Selecting Expert Mode in the Plugin menu will bring up the remaining parameters:

Default Crawl Depth
When doing a new content crawl, how many levels down should it go to check for changes. The default is 1. It will only check the manifest page for new content.
Crawl Window Class
The name of the class which encapsulates the temporal crawl restrictions for the publishers site.
Filter Classes
The list of filters by mime-type for filtering content before performing a hash.
Crawl Exception Class
The name of the class to be called when HTTP errors are generated. This only needs to be implemented if the site uses HTTP return codes in non-standard ways.
Cache Exception Map
A map of return codes to error handlers. This only needs to be used if a return code is being remapped on the site. So returning 404 for some 200 types.

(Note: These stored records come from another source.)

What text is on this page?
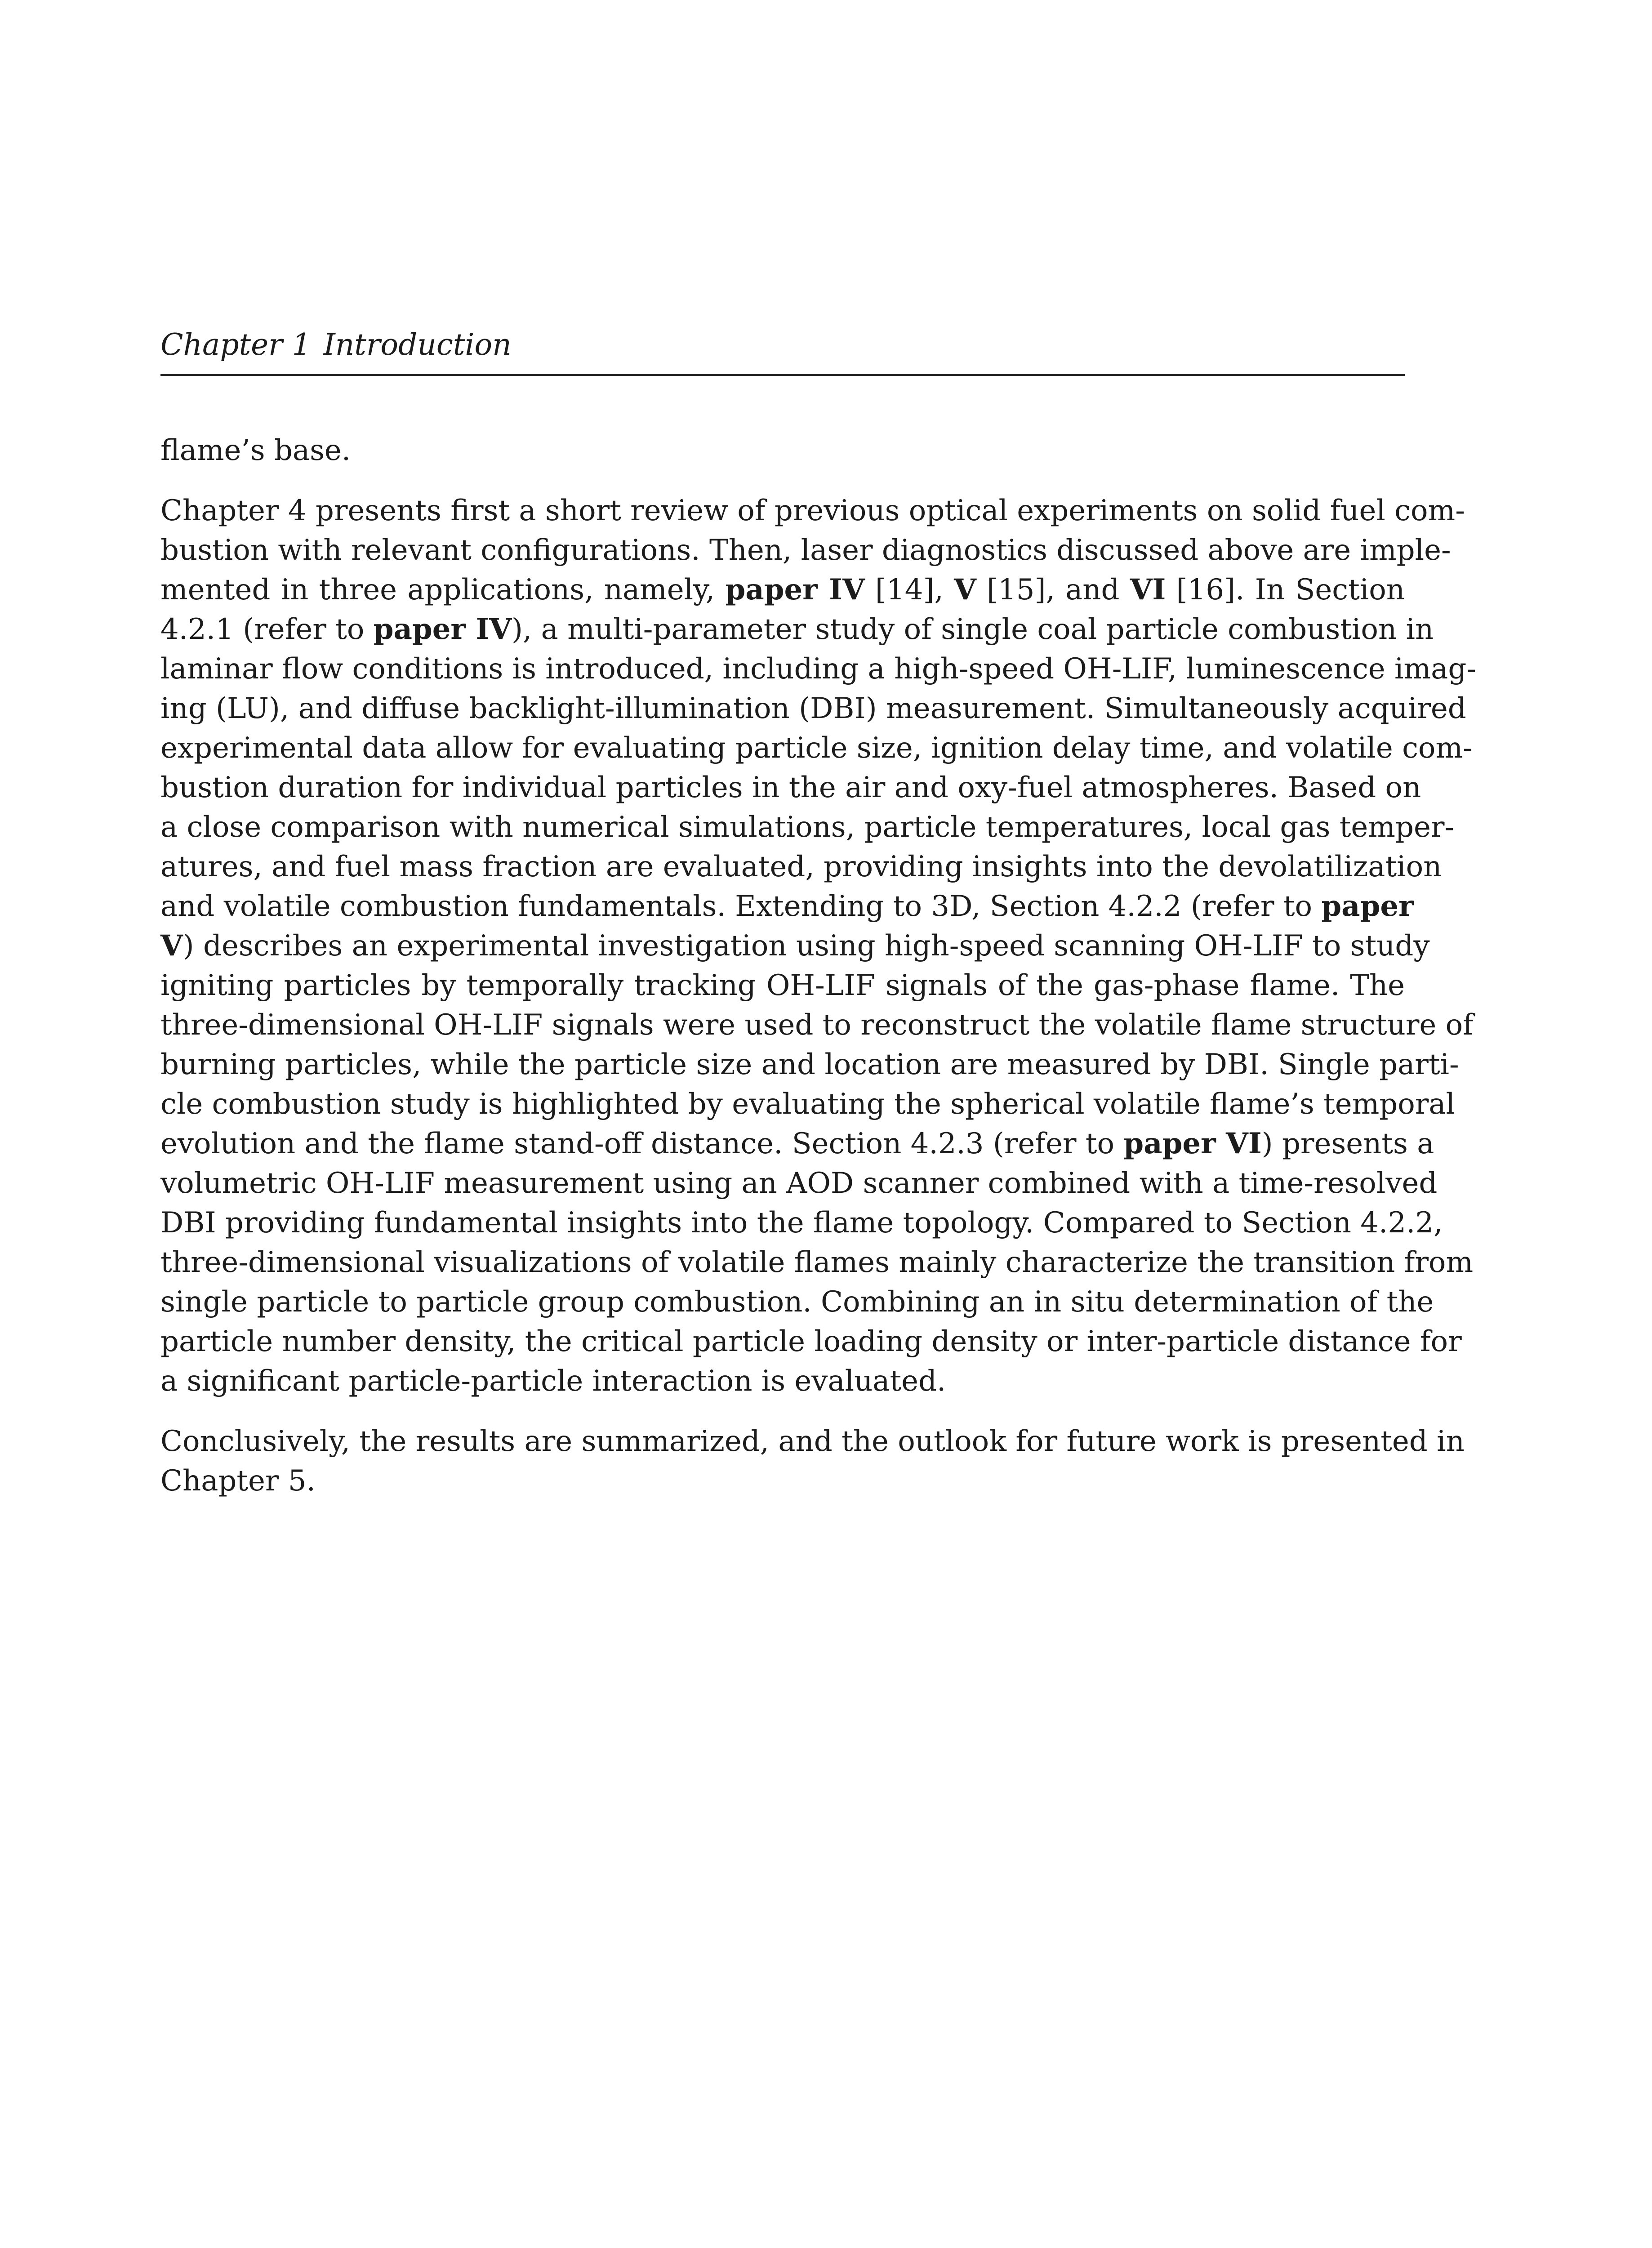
Chapter 1 Introduction
flame’s base.
Chapter 4 presents first a short review of previous optical experiments on solid fuel com-
bustion with relevant configurations. Then, laser diagnostics discussed above are imple-
mented in three applications, namely, paper IV [14], V [15], and VI [16]. In Section
4.2.1 (refer to paper IV), a multi-parameter study of single coal particle combustion in
laminar flow conditions is introduced, including a high-speed OH-LIF, luminescence imag-
ing (LU), and diffuse backlight-illumination (DBI) measurement. Simultaneously acquired
experimental data allow for evaluating particle size, ignition delay time, and volatile com-
bustion duration for individual particles in the air and oxy-fuel atmospheres. Based on
a close comparison with numerical simulations, particle temperatures, local gas temper-
atures, and fuel mass fraction are evaluated, providing insights into the devolatilization
and volatile combustion fundamentals. Extending to 3D, Section 4.2.2 (refer to paper
V) describes an experimental investigation using high-speed scanning OH-LIF to study
igniting particles by temporally tracking OH-LIF signals of the gas-phase flame. The
three-dimensional OH-LIF signals were used to reconstruct the volatile flame structure of
burning particles, while the particle size and location are measured by DBI. Single parti-
cle combustion study is highlighted by evaluating the spherical volatile flame’s temporal
evolution and the flame stand-off distance. Section 4.2.3 (refer to paper VI) presents a
volumetric OH-LIF measurement using an AOD scanner combined with a time-resolved
DBI providing fundamental insights into the flame topology. Compared to Section 4.2.2,
three-dimensional visualizations of volatile flames mainly characterize the transition from
single particle to particle group combustion. Combining an in situ determination of the
particle number density, the critical particle loading density or inter-particle distance for
a significant particle-particle interaction is evaluated.
Conclusively, the results are summarized, and the outlook for future work is presented in
Chapter 5.
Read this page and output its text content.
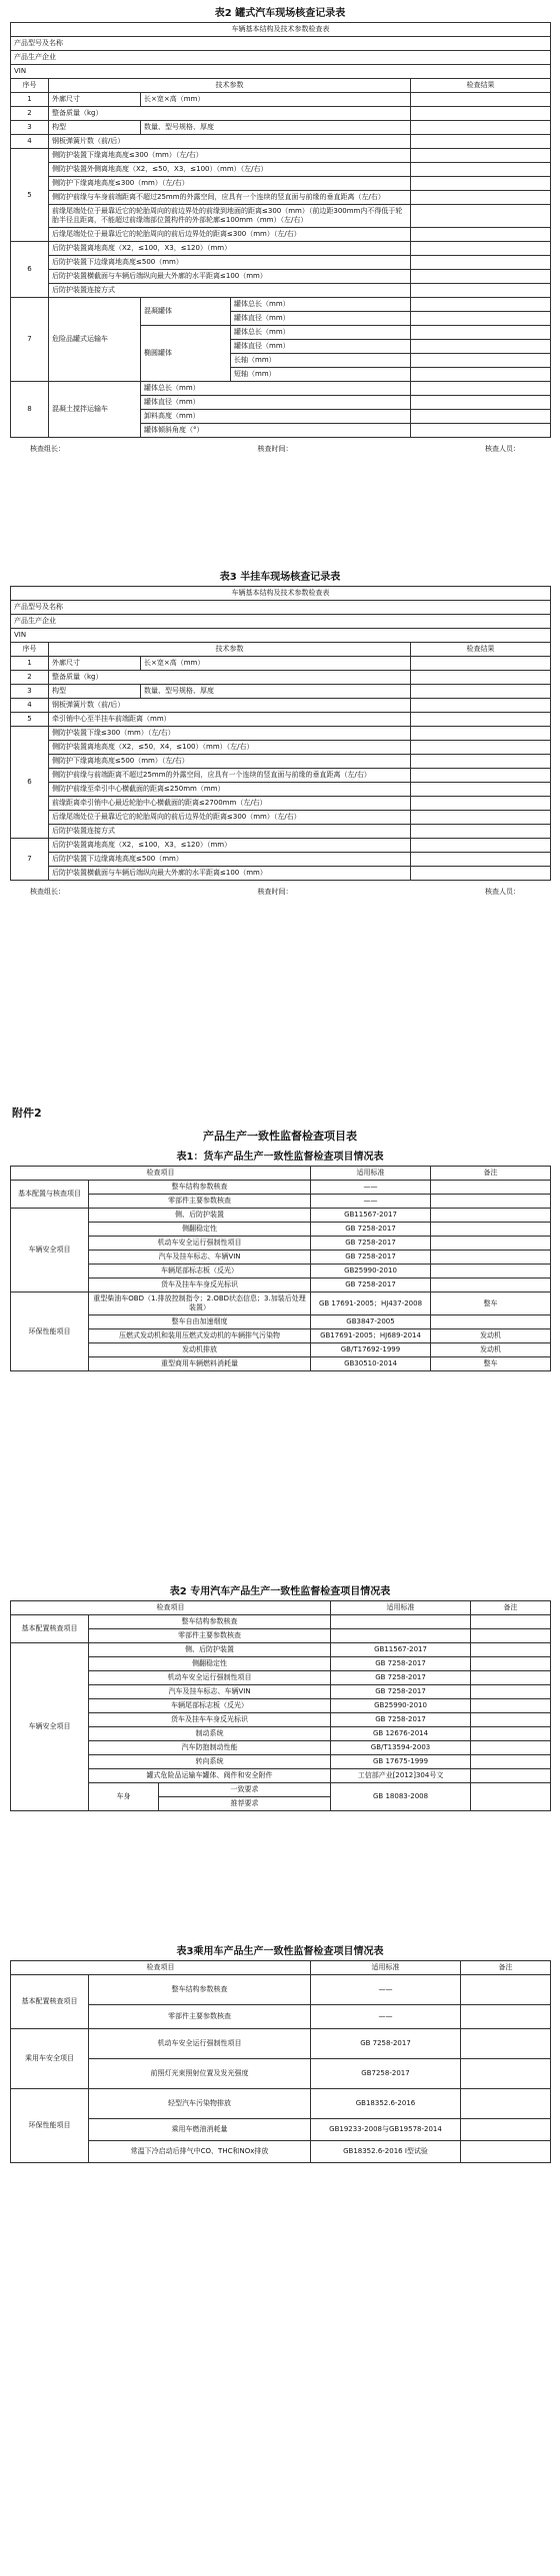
表2 罐式汽车现场核查记录表
车辆基本结构及技术参数检查表				
产品型号及名称				
产品生产企业				
VIN				
序号	技术参数			检查结果
1	外廓尺寸	长×宽×高（mm）		
2	整备质量（kg）			
3	构型	数量、型号规格、厚度		
4	钢板弹簧片数（前/后）			
5	侧防护装置下缘离地高度≤300（mm）（左/右）			
	侧防护装置外侧离地高度（X2，≤50，X3，≤100）（mm）（左/右）			
	侧防护下缘离地高度≤300（mm）（左/右）			
	侧防护前缘与车身前端距离不超过25mm的外露空间，应具有一个连续的竖直面与前缘的垂直距离（左/右）			
	前缘尾端处位于最靠近它的轮胎周向的前边界处的前缘到地面的距离≤300（mm）（前边距300mm内不得低于轮胎半径且距离，不能超过前缘端部位置构件的外部轮廓≤100mm（mm）（左/右）			
	后缘尾端处位于最靠近它的轮胎周向的前后边界处的距离≤300（mm）（左/右）			
6	后防护装置离地高度（X2，≤100，X3，≤120）（mm）			
	后防护装置下边缘离地高度≤500（mm）			
	后防护装置横截面与车辆后端纵向最大外廓的水平距离≤100（mm）			
	后防护装置连接方式			
7	危险品罐式运输车	混凝罐体	罐体总长（mm）	
			罐体直径（mm）	
		椭圆罐体	罐体总长（mm）	
			罐体直径（mm）	
			长轴（mm）	
			短轴（mm）	
8	混凝土搅拌运输车	罐体总长（mm）		
		罐体直径（mm）		
		卸料高度（mm）		
		罐体倾斜角度（°）		
核查组长：	核查时间：	核查人员：
表3 半挂车现场核查记录表
车辆基本结构及技术参数检查表			
产品型号及名称			
产品生产企业			
VIN			
序号	技术参数		检查结果
1	外廓尺寸	长×宽×高（mm）	
2	整备质量（kg）		
3	构型	数量、型号规格、厚度	
4	钢板弹簧片数（前/后）		
5	牵引销中心至半挂车前端距离（mm）		
6	侧防护装置下缘≤300（mm）（左/右）		
	侧防护装置离地高度（X2，≤50，X4，≤100）（mm）（左/右）		
	侧防护下缘离地高度≤500（mm）（左/右）		
	侧防护前缘与前端距离不超过25mm的外露空间，应具有一个连续的竖直面与前缘的垂直距离（左/右）		
	侧防护前缘至牵引中心横截面的距离≤250mm（mm）		
	前缘距离牵引销中心最近轮胎中心横截面的距离≤2700mm（左/右）		
	后缘尾端处位于最靠近它的轮胎周向的前后边界处的距离≤300（mm）（左/右）		
	后防护装置连接方式		
7	后防护装置离地高度（X2，≤100，X3，≤120）（mm）		
	后防护装置下边缘离地高度≤500（mm）		
	后防护装置横截面与车辆后端纵向最大外廓的水平距离≤100（mm）		
核查组长：	核查时间：	核查人员：
附件2
产品生产一致性监督检查项目表
表1：货车产品生产一致性监督检查项目情况表
检查项目		适用标准	备注
基本配置与核查项目	整车结构参数核查	——	
	零部件主要参数核查	——	
车辆安全项目	侧、后防护装置	GB11567-2017	
	侧翻稳定性	GB 7258-2017	
	机动车安全运行强制性项目	GB 7258-2017	
	汽车及挂车标志、车辆VIN	GB 7258-2017	
	车辆尾部标志板（反光）	GB25990-2010	
	货车及挂车车身反光标识	GB 7258-2017	
环保性能项目	重型柴油车OBD（1.排放控制指令；2.OBD状态信息；3.加装后处理装置）	GB 17691-2005；HJ437-2008	整车
	整车自由加速烟度	GB3847-2005	
	压燃式发动机和装用压燃式发动机的车辆排气污染物	GB17691-2005；HJ689-2014	发动机
	发动机排放	GB/T17692-1999	发动机
	重型商用车辆燃料消耗量	GB30510-2014	整车
表2 专用汽车产品生产一致性监督检查项目情况表
检查项目			适用标准	备注
基本配置核查项目	整车结构参数核查			
	零部件主要参数核查			
车辆安全项目	侧、后防护装置		GB11567-2017	
	侧翻稳定性		GB 7258-2017	
	机动车安全运行强制性项目		GB 7258-2017	
	汽车及挂车标志、车辆VIN		GB 7258-2017	
	车辆尾部标志板（反光）		GB25990-2010	
	货车及挂车车身反光标识		GB 7258-2017	
	制动系统		GB 12676-2014	
	汽车防抱制动性能		GB/T13594-2003	
	转向系统		GB 17675-1999	
	罐式危险品运输车罐体、阀件和安全附件		工信部产业[2012]304号文	
	车身	一致要求	GB 18083-2008	
		推荐要求		
表3乘用车产品生产一致性监督检查项目情况表
检查项目		适用标准	备注
基本配置核查项目	整车结构参数核查	——	
	零部件主要参数核查	——	
乘用车安全项目	机动车安全运行强制性项目	GB 7258-2017	
	前照灯光束照射位置及发光强度	GB7258-2017	
环保性能项目	轻型汽车污染物排放	GB18352.6-2016	
	乘用车燃油消耗量	GB19233-2008与GB19578-2014	
	常温下冷启动后排气中CO、THC和NOx排放	GB18352.6-2016 Ⅰ型试验	
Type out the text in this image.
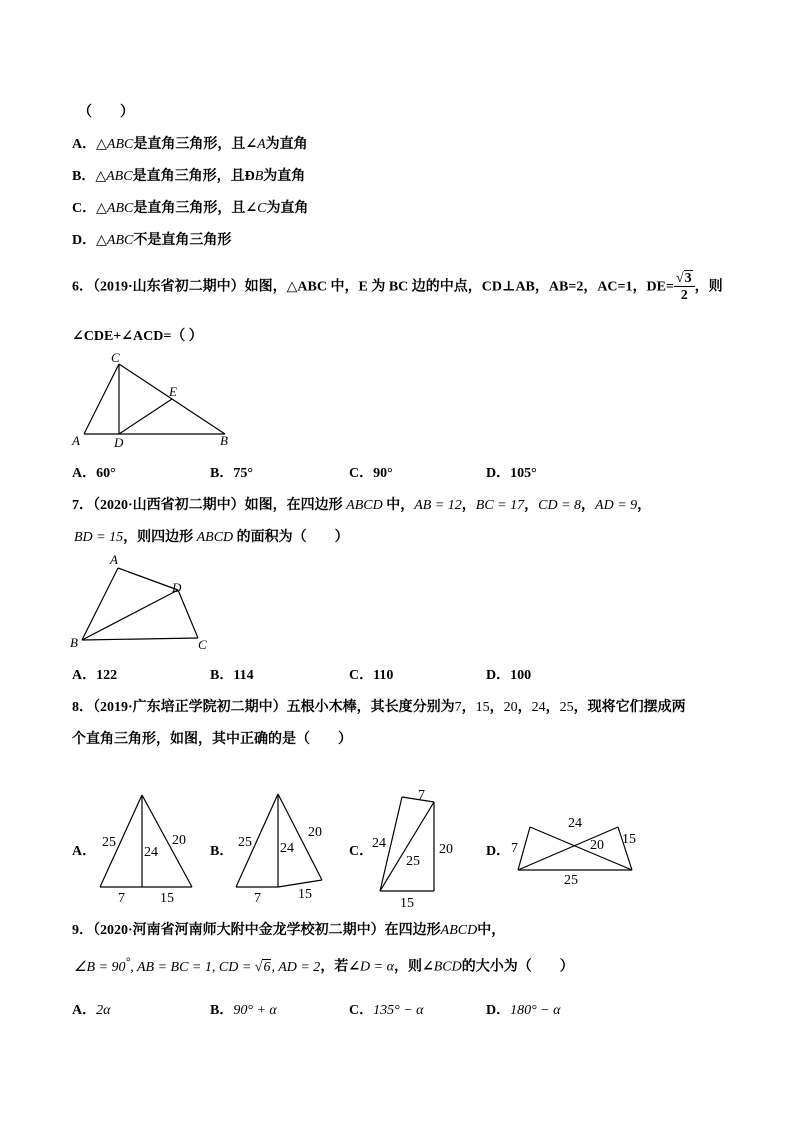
（　　）
A．△ABC是直角三角形，且∠A为直角
B．△ABC是直角三角形，且ÐB为直角
C．△ABC是直角三角形，且∠C为直角
D．△ABC不是直角三角形
6．（2019·山东省初二期中）如图，△ABC 中，E 为 BC 边的中点，CD⊥AB，AB=2，AC=1，$DE= \frac{√3}{2}$ ，则
∠CDE+∠ACD=（ ）
C
A	D	B
E
A．60°	B．75°	C．90°	D．105°
7．（2020·山西省初二期中）如图，在四边形 ABCD 中，AB = 12，BC = 17，CD = 8，AD = 9，
BD = 15，则四边形 ABCD 的面积为（　　）
A
D
B	C
A．122	B．114	C．110	D．100
8．（2019·广东培正学院初二期中）五根小木棒，其长度分别为7，15，20，24，25，现将它们摆成两
个直角三角形，如图，其中正确的是（　　）
A．	B．	C．	D．
25
24
20
7	15
25 24
20
7	15
7
24
25
20
15
7
24
20 15
25
9．（2020·河南省河南师大附中金龙学校初二期中）在四边形ABCD中，
∠B = 90°, AB = BC = 1, CD = √6, AD = 2，若∠D = α，则∠BCD的大小为（　　）
A．2α	B．90° + α	C．135° − α	D．180° − α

[edit] Overriding Plugin Settings

Most of the information in a plugin is fixed, but some items can be overridden by the LOCKSS daemon's property settings, obtained locally or from one of the LOCKSS property servers. The list of such information is:

  • The refetch depth, which is the depth from the starting URL to which the crawler's search for new content will proceed. If each new article is linked from the publisher's manifest page directly, this depth should be 1. If the manifest page links to the table of content for an issue, which links to each new article this depth should be 2, and so on. Each time it looks for new content, up to this depth from the start URL, the crawler will re-fetch each URL even if it is already in the cache.
  • The new content crawl interval.
  • A flag that enables and disables the crawl window (but not the crawl window itself).
  • The set of pre-configured titles.